The “Blindspot” reading discussed stereotypes as unfiltered and unacknowledged biases against individuals. Specifically, the author discussed the costs that have followed the stereotype that “American = White”, sharing the story of Wen Ho Lee, a Taiwanese-American, who was accused of turning over US nuclear secrets to China. He spent time in prison and lost his job following this incident, all because “Americans” thought he was must have connections to another Asian country based on his appearance. The part I thought was interesting was that the author stated that stereotypes are difficult to acknowledge because “they are often put into play without any feeling of personal animus or vengeance”. This reminded me of our class discussion on how to evaluate moral arguments, as I wondered where incidents like this, based on stereotypes, would be evaluated.

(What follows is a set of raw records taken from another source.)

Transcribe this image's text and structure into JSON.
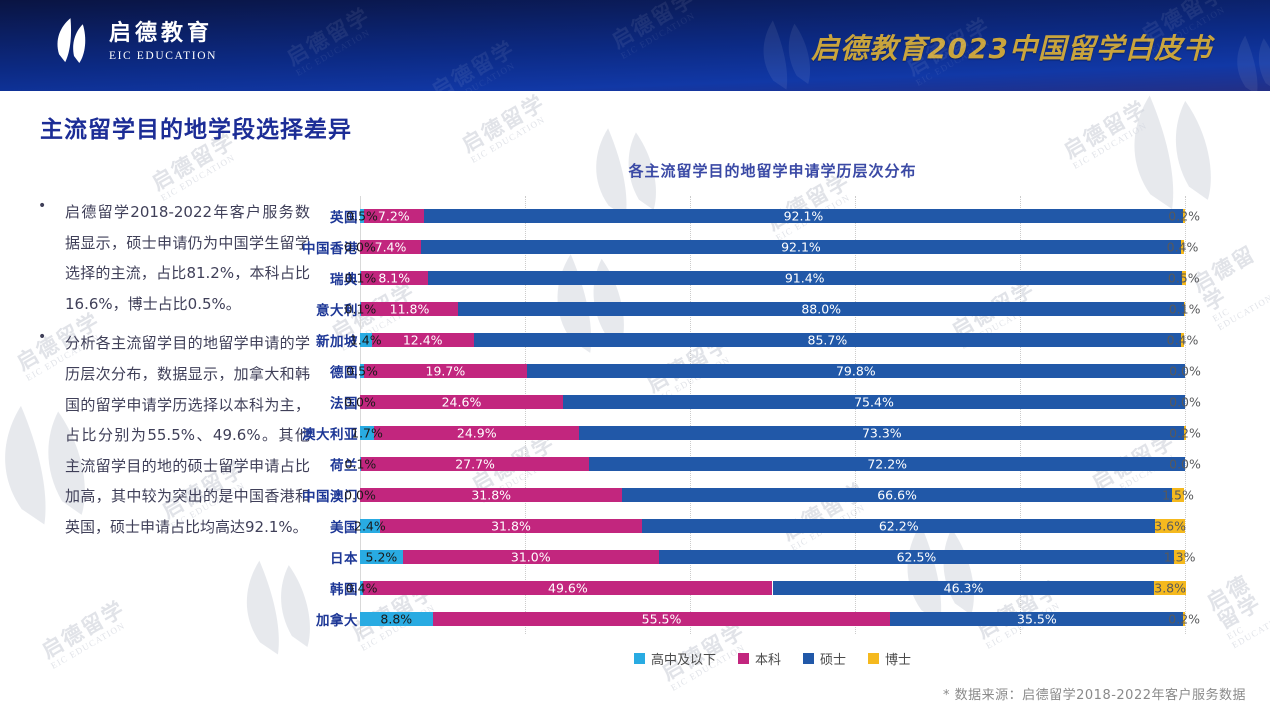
{
  "header": {
    "logo_cn": "启德教育",
    "logo_en": "EIC EDUCATION",
    "title": "启德教育2023中国留学白皮书"
  },
  "page_title": "主流留学目的地学段选择差异",
  "bullet_char": "•",
  "bullets": [
    "启德留学2018-2022年客户服务数据显示，硕士申请仍为中国学生留学选择的主流，占比81.2%，本科占比16.6%，博士占比0.5%。",
    "分析各主流留学目的地留学申请的学历层次分布，数据显示，加拿大和韩国的留学申请学历选择以本科为主，占比分别为55.5%、49.6%。其他主流留学目的地的硕士留学申请占比加高，其中较为突出的是中国香港和英国，硕士申请占比均高达92.1%。"
  ],
  "chart_data": {
    "type": "bar",
    "orientation": "horizontal",
    "stacked": true,
    "title": "各主流留学目的地留学申请学历层次分布",
    "categories": [
      "英国",
      "中国香港",
      "瑞典",
      "意大利",
      "新加坡",
      "德国",
      "法国",
      "澳大利亚",
      "荷兰",
      "中国澳门",
      "美国",
      "日本",
      "韩国",
      "加拿大"
    ],
    "series": [
      {
        "name": "高中及以下",
        "key": "high-school",
        "color": "#29abe2",
        "label_color": "#1a1a1a",
        "values": [
          0.5,
          0.0,
          0.1,
          0.1,
          1.4,
          0.5,
          0.0,
          1.7,
          0.1,
          0.0,
          2.4,
          5.2,
          0.4,
          8.8
        ]
      },
      {
        "name": "本科",
        "key": "bachelor",
        "color": "#c2267e",
        "label_color": "#ffffff",
        "values": [
          7.2,
          7.4,
          8.1,
          11.8,
          12.4,
          19.7,
          24.6,
          24.9,
          27.7,
          31.8,
          31.8,
          31.0,
          49.6,
          55.5
        ]
      },
      {
        "name": "硕士",
        "key": "master",
        "color": "#2158a8",
        "label_color": "#ffffff",
        "values": [
          92.1,
          92.1,
          91.4,
          88.0,
          85.7,
          79.8,
          75.4,
          73.3,
          72.2,
          66.6,
          62.2,
          62.5,
          46.3,
          35.5
        ]
      },
      {
        "name": "博士",
        "key": "doctor",
        "color": "#f5b91e",
        "label_color": "#58595b",
        "values": [
          0.2,
          0.4,
          0.5,
          0.1,
          0.4,
          0.0,
          0.0,
          0.2,
          0.0,
          1.5,
          3.6,
          1.3,
          3.8,
          0.2
        ]
      }
    ],
    "xlim": [
      0,
      100
    ],
    "gridline_step_pct": 20,
    "grid": true,
    "legend_position": "bottom"
  },
  "footnote": "* 数据来源：启德留学2018-2022年客户服务数据",
  "watermark": {
    "cn": "启德留学",
    "en": "EIC EDUCATION"
  }
}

And for the actors (the white Americans), would that argument have remained seen as moral if not for criticisms of stereotypes? It is examples like these that emphasize the importance of recognizing biases and mindbugs and blindspots to prevent unnoticed discrimination.
I was angered by the role of stereotyping after reading the story of Wen Ho Lee. While he was compensated and released from prison, the judge and the FBI agent were not charged for their role in his accusation. Even if society cannot determine if stereotypes are at play, we must ensure that people are held accountable for breaking their oath to justice.
I think that Wen Ho Lee’s storying brings up an interesting question; Is it immoral to have implicit biases, even though it is out of our control? What happened to Wen Ho Lee is unacceptable, but could it have been stopped?